Foto: Instagram/@gunungleusernationalpark
Mounture.com — “Kalau ada surga buat pecinta alam liar, mungkin pintunya ada di Leuser,”. Begitu kata seorang porter tua yang kami temui di kaki gunung.
Awalnya terdengar seperti bualan. Tapi setelah seminggu menyusuri belantara Gunung Leuser, kami paham bahwa ini bukan tempat biasa.
Leuser: Lebih dari Sekadar Taman Nasional
Buat banyak orang, nama Gunung Leuser mungkin hanya muncul di pelajaran geografi atau sepintas di berita soal harimau Sumatera. Tapi bagi para pencinta alam sejati, Leuser adalah jantung liar Pulau Sumatera.

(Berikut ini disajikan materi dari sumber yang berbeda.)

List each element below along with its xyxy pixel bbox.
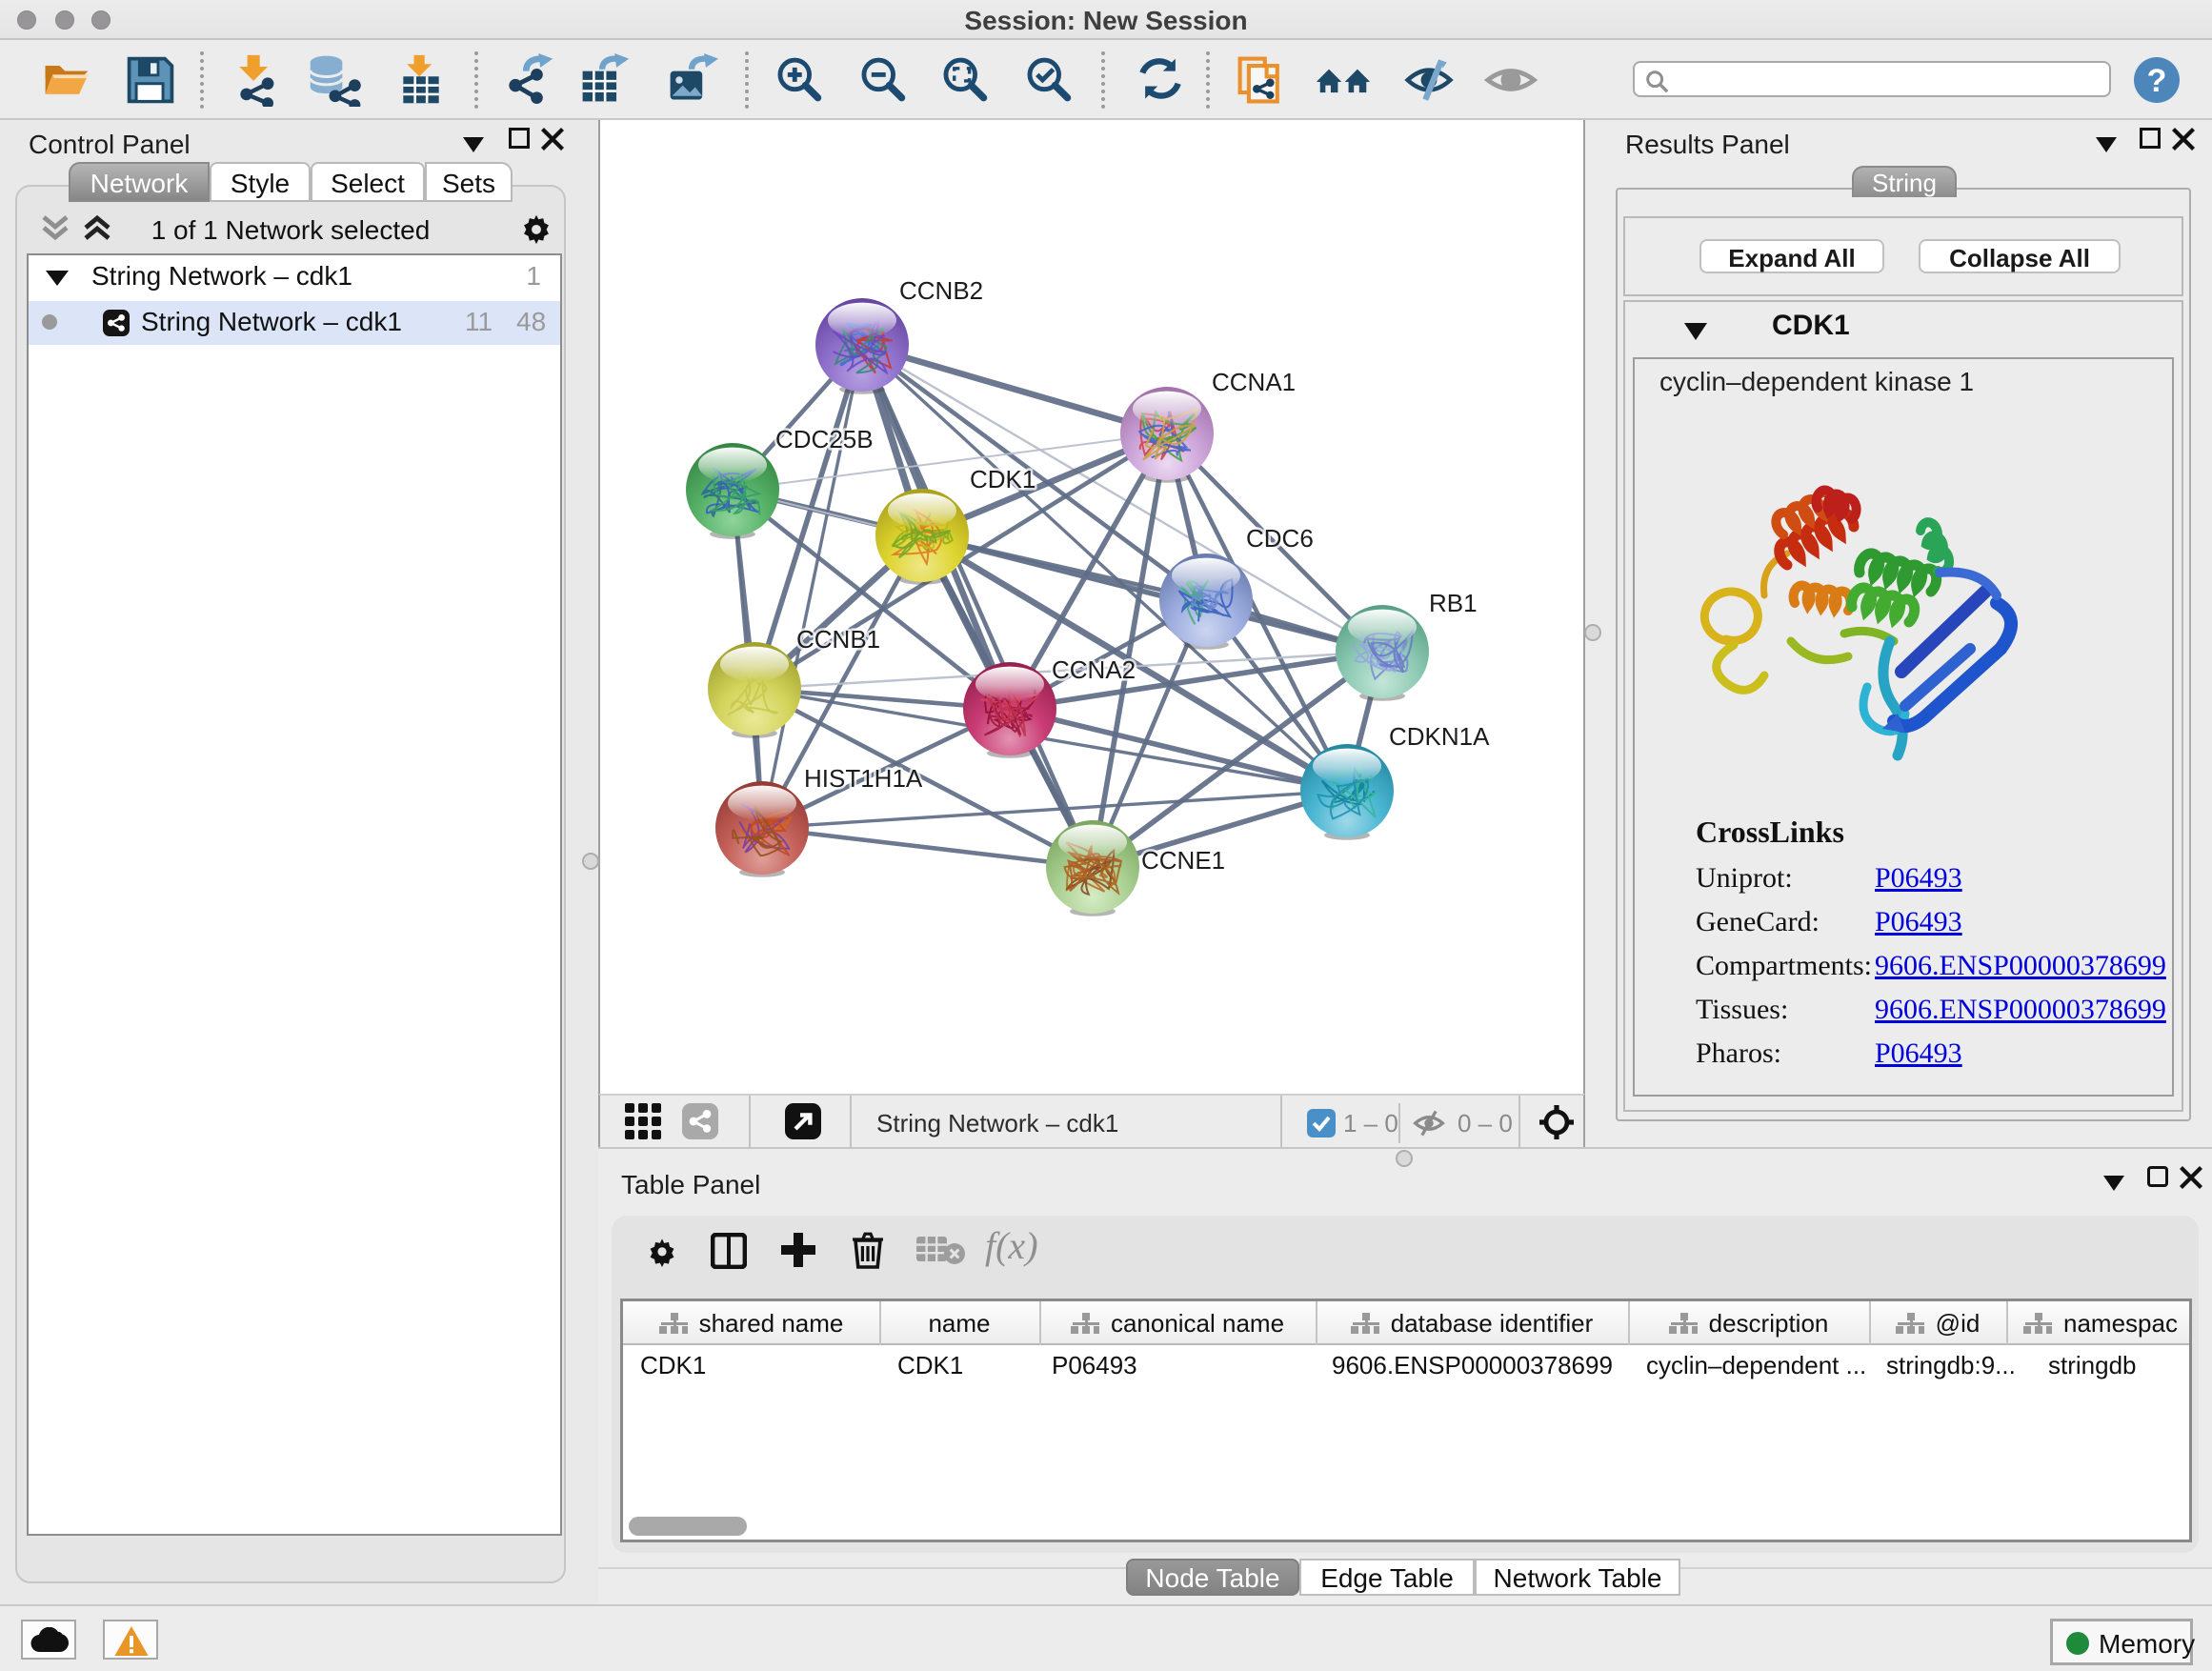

Sebuah bentang alam raksasa seluas lebih dari dua juta hektare, rumah bagi spesies langka seperti orangutan, badak Sumatera, harimau, dan gajah.

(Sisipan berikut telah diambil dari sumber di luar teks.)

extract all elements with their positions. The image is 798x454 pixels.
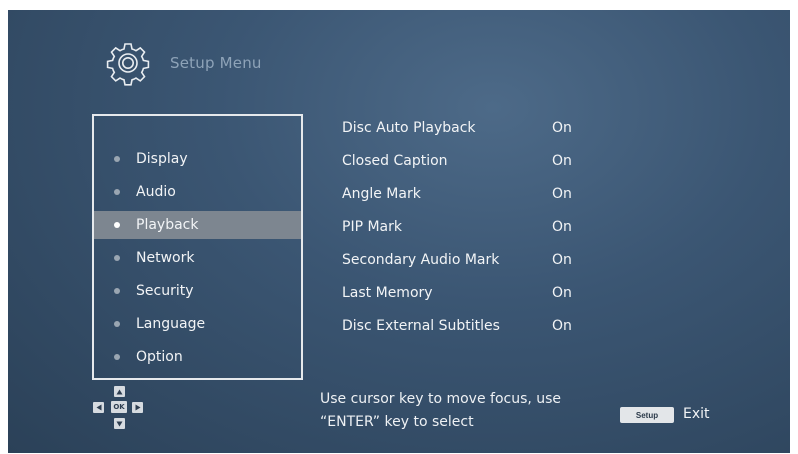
arrow-down-icon <box>114 418 125 429</box>
setting-name: Disc Auto Playback <box>342 120 476 136</box>
menu-item-label: Display <box>136 151 188 167</box>
bullet-icon <box>114 354 120 360</box>
menu-item-label: Language <box>136 316 206 332</box>
setting-name: Angle Mark <box>342 186 421 202</box>
setting-value: On <box>552 285 572 301</box>
menu-item-language[interactable]: Language <box>94 310 301 338</box>
bullet-icon <box>114 156 120 162</box>
menu-item-option[interactable]: Option <box>94 343 301 371</box>
setting-last-memory[interactable]: Last Memory On <box>342 279 602 307</box>
dpad-icon: OK <box>90 386 160 436</box>
setting-value: On <box>552 153 572 169</box>
arrow-left-icon <box>93 402 104 413</box>
setting-disc-auto-playback[interactable]: Disc Auto Playback On <box>342 114 602 142</box>
setting-secondary-audio-mark[interactable]: Secondary Audio Mark On <box>342 246 602 274</box>
help-text: Use cursor key to move focus, use “ENTER… <box>320 388 561 434</box>
ok-key: OK <box>111 401 127 413</box>
setting-name: Last Memory <box>342 285 433 301</box>
menu-item-security[interactable]: Security <box>94 277 301 305</box>
setting-value: On <box>552 318 572 334</box>
setting-value: On <box>552 186 572 202</box>
gear-icon <box>106 43 150 86</box>
setting-angle-mark[interactable]: Angle Mark On <box>342 180 602 208</box>
setting-name: PIP Mark <box>342 219 402 235</box>
setting-name: Disc External Subtitles <box>342 318 500 334</box>
setting-value: On <box>552 120 572 136</box>
setting-pip-mark[interactable]: PIP Mark On <box>342 213 602 241</box>
arrow-right-icon <box>132 402 143 413</box>
setting-value: On <box>552 219 572 235</box>
header: Setup Menu <box>104 38 262 88</box>
help-line-1: Use cursor key to move focus, use <box>320 391 562 407</box>
setting-name: Secondary Audio Mark <box>342 252 500 268</box>
bullet-icon <box>114 321 120 327</box>
bullet-icon <box>114 189 120 195</box>
category-menu: Display Audio Playback Network Security … <box>92 114 303 380</box>
setup-screen: Setup Menu Display Audio Playback Networ… <box>8 10 790 453</box>
menu-item-label: Playback <box>136 217 199 233</box>
menu-item-playback[interactable]: Playback <box>94 211 301 239</box>
menu-item-label: Security <box>136 283 194 299</box>
setting-name: Closed Caption <box>342 153 448 169</box>
menu-item-label: Network <box>136 250 195 266</box>
menu-item-network[interactable]: Network <box>94 244 301 272</box>
setup-key[interactable]: Setup <box>620 407 674 423</box>
help-line-2: “ENTER” key to select <box>320 414 474 430</box>
page-title: Setup Menu <box>170 54 262 72</box>
setting-closed-caption[interactable]: Closed Caption On <box>342 147 602 175</box>
setting-value: On <box>552 252 572 268</box>
menu-item-label: Audio <box>136 184 176 200</box>
menu-item-display[interactable]: Display <box>94 145 301 173</box>
exit-label: Exit <box>683 406 710 422</box>
setting-disc-external-subtitles[interactable]: Disc External Subtitles On <box>342 312 602 340</box>
arrow-up-icon <box>114 386 125 397</box>
menu-item-label: Option <box>136 349 183 365</box>
menu-item-audio[interactable]: Audio <box>94 178 301 206</box>
bullet-icon <box>114 255 120 261</box>
bullet-icon <box>114 222 120 228</box>
bullet-icon <box>114 288 120 294</box>
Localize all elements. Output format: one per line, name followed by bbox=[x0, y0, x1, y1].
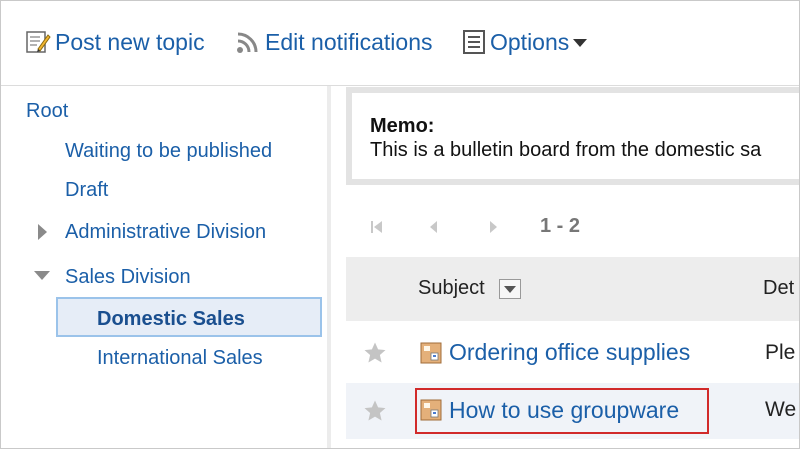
options-menu-button[interactable]: Options bbox=[462, 27, 588, 57]
tree-item-international-sales[interactable]: International Sales bbox=[97, 343, 263, 373]
memo-text: This is a bulletin board from the domest… bbox=[370, 139, 762, 161]
subject-column-header: Subject bbox=[418, 277, 485, 299]
table-header bbox=[346, 257, 799, 321]
notification-feed-icon bbox=[237, 32, 258, 53]
edit-notifications-button[interactable]: Edit notifications bbox=[235, 27, 432, 57]
post-topic-icon bbox=[26, 31, 51, 53]
row-detail-cell: Ple bbox=[765, 341, 796, 364]
topic-link-ordering-office-supplies[interactable]: Ordering office supplies bbox=[449, 339, 690, 366]
tree-item-root[interactable]: Root bbox=[26, 96, 68, 126]
callout-highlight-box bbox=[415, 388, 709, 434]
chevron-down-icon bbox=[573, 39, 588, 47]
star-icon[interactable] bbox=[363, 399, 387, 423]
tree-item-sales-division[interactable]: Sales Division bbox=[65, 262, 191, 292]
tree-item-waiting[interactable]: Waiting to be published bbox=[65, 136, 272, 166]
toolbar: Post new topic Edit notifications Option… bbox=[1, 1, 799, 86]
memo-title: Memo: bbox=[370, 115, 435, 137]
subject-sort-dropdown-icon[interactable] bbox=[499, 279, 521, 299]
page-range: 1 - 2 bbox=[540, 215, 581, 237]
edit-notifications-label: Edit notifications bbox=[265, 28, 433, 55]
tree-item-draft[interactable]: Draft bbox=[65, 175, 108, 205]
star-icon[interactable] bbox=[363, 341, 387, 365]
memo-content: Memo: This is a bulletin board from the … bbox=[352, 93, 799, 179]
collapse-arrow-icon[interactable] bbox=[34, 271, 50, 280]
detail-column-header: Det bbox=[763, 277, 795, 299]
app-frame: Post new topic Edit notifications Option… bbox=[0, 0, 800, 449]
post-new-topic-label: Post new topic bbox=[55, 28, 205, 55]
memo-box: Memo: This is a bulletin board from the … bbox=[346, 87, 799, 185]
options-label: Options bbox=[490, 28, 570, 55]
options-list-icon bbox=[463, 30, 485, 54]
post-new-topic-button[interactable]: Post new topic bbox=[25, 27, 205, 57]
next-page-icon[interactable] bbox=[485, 219, 501, 235]
tree-item-administrative-division[interactable]: Administrative Division bbox=[65, 217, 266, 247]
row-detail-cell: We bbox=[765, 398, 797, 421]
topic-icon bbox=[420, 342, 442, 364]
pane-splitter[interactable] bbox=[327, 86, 331, 448]
expand-arrow-icon[interactable] bbox=[38, 224, 47, 240]
tree-item-domestic-sales[interactable]: Domestic Sales bbox=[97, 304, 245, 334]
first-page-icon[interactable] bbox=[369, 219, 385, 235]
previous-page-icon[interactable] bbox=[426, 219, 442, 235]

Masuk ke kawasan ini bukan sekadar naik gunung, ini ekspedisi. Hutan hujan tropisnya tak mengenal kompromi: lembap, lebat, dan penuh misteri.

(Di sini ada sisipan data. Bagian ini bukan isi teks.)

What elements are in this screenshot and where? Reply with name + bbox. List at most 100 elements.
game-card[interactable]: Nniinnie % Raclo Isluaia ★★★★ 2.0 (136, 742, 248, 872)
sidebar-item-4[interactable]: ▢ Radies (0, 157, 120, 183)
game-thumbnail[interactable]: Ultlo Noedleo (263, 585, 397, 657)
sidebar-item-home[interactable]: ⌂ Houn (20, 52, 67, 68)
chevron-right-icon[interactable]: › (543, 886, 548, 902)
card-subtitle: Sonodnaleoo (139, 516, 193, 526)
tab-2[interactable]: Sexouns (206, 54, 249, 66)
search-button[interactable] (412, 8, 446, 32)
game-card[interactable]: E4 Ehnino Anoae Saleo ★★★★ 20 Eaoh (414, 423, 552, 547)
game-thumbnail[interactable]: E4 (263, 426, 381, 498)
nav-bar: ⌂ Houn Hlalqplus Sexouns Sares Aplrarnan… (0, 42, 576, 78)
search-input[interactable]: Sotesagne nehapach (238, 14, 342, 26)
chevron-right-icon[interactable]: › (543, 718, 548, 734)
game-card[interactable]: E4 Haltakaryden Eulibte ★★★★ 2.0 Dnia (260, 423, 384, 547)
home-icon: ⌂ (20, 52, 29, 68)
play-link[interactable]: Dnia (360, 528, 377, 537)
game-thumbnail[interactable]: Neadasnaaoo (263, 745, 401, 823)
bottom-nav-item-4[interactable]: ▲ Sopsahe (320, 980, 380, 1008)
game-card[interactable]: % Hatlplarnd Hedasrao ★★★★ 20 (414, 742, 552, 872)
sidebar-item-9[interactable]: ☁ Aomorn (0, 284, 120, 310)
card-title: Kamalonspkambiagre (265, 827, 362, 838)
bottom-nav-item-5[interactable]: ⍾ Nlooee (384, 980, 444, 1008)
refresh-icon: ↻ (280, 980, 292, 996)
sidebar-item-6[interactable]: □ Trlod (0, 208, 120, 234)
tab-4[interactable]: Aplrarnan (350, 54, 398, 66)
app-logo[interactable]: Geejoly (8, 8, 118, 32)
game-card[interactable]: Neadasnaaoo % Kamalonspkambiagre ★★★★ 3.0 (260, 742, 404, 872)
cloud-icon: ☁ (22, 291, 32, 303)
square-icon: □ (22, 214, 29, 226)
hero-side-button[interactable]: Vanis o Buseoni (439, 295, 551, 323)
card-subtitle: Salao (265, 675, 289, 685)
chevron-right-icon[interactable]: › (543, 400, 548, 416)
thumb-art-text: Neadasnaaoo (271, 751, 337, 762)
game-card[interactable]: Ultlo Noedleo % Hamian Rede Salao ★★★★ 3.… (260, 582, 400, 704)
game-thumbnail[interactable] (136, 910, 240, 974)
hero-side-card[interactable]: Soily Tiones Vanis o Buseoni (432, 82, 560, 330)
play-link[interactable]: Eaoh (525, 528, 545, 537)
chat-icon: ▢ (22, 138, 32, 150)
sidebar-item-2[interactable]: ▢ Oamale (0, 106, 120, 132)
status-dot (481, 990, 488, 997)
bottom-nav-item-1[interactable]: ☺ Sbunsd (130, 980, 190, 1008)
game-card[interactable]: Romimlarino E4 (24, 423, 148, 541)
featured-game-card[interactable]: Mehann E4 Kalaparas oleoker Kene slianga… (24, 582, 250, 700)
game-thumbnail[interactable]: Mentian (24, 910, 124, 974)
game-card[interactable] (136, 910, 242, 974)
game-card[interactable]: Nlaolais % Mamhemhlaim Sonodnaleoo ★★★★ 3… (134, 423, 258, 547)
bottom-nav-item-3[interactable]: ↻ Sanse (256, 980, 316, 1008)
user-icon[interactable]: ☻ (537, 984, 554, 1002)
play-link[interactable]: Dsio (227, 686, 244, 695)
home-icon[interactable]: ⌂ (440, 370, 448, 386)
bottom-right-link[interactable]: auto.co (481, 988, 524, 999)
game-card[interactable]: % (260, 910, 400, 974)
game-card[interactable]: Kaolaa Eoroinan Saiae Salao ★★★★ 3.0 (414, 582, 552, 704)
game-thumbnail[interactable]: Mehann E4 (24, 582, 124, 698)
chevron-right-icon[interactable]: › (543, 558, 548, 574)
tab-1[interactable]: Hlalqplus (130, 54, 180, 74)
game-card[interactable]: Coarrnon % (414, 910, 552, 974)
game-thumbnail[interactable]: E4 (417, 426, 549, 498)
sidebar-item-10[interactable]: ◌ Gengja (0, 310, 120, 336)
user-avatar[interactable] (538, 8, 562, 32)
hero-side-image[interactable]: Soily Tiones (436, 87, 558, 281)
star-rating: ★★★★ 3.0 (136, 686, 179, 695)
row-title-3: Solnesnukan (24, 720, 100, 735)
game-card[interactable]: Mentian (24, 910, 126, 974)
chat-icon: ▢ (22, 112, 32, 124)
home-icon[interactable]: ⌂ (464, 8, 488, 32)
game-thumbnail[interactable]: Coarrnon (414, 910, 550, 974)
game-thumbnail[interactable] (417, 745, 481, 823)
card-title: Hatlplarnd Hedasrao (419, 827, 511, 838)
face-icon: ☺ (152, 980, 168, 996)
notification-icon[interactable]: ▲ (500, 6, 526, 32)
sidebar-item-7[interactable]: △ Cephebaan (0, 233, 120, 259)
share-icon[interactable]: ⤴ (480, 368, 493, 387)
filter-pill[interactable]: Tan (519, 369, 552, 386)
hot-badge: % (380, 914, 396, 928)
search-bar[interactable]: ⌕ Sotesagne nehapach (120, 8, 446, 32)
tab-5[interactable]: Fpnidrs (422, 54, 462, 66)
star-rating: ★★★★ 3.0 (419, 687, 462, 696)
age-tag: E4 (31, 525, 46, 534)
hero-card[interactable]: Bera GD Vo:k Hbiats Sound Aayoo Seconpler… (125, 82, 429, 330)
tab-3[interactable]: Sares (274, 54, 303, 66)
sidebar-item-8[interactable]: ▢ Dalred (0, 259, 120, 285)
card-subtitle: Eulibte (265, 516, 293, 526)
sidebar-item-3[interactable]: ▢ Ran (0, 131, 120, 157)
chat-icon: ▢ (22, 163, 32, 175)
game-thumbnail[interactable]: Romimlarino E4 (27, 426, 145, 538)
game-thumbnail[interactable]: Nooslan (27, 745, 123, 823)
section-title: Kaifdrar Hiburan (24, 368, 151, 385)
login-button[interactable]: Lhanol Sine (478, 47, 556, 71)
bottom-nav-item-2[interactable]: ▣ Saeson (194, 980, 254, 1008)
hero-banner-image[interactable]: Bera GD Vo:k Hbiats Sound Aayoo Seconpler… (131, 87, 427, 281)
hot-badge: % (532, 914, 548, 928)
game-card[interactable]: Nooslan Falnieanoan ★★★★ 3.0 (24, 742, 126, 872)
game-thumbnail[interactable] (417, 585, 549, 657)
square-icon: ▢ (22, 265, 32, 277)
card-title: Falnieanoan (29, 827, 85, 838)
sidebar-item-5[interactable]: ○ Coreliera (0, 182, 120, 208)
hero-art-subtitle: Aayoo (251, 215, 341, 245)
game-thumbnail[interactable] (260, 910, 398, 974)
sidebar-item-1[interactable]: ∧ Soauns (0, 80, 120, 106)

BACA JUGA: 7 Tempat di Indonesia yang Tetap Asik saat Low Season
Jalur Ekspedisi: Dari Bukit Lawang hingga Kedalaman Rimba
Kami memulai perjalanan dari Bukit Lawang, desa kecil di tepian Taman Nasional Gunung Leuser. Dari sini, ekspedisi biasanya dilanjutkan dengan jalan kaki, melintasi sungai, menembus rimbunnya pohon-pohon raksasa, dan tidur di bawah tenda dengan suara jangkrik dan siamang jadi pengantar tidur.
Ada dua jenis ekspedisi yang bisa dipilih, yaitu trekking ringan 2–3 hari untuk melihat orangutan dan menjajal hutan, dan ekspedisi penuh 7–14 hari bagi mereka yang ingin benar-benar masuk ke “perut” Leuser.
Kami pilih yang kedua. Capek? Jelas. Tapi begitu mata bertemu mata dengan orangutan liar yang bergelantungan 5 meter di atas kepala, semua lelah rasanya lunas.
Surga, Tapi Tak untuk Semua Orang
Leuser bukan untuk wisatawan sembarangan. Ini bukan tempat untuk swafoto 10 menit lalu pulang. Ini bukan gunung yang bisa didaki dengan sepatu kets dan speaker bluetooth. Leuser butuh niat, persiapan, dan respek.
Cuaca tak bisa ditebak, lintah ada di mana-mana, dan sinyal? Lupakan.
Tapi di balik semua itu, ada hadiah besar yaitu koneksi utuh dengan alam. Air terjun tersembunyi, danau sunyi, jejak harimau di tanah basah, hal-hal yang tak bisa dibeli, hanya bisa dialami.
BACA JUGA: Mbok Yem: Penjaga Rasa dan Cerita di Puncak Gunung Lawu
Alam vs. Industri: Pertarungan yang Masih Panas
Tapi Leuser juga sedang di ujung tanduk. Ekspansi perkebunan sawit, pembukaan jalan, dan perburuan satwa terus menggerus jantung hijaunya.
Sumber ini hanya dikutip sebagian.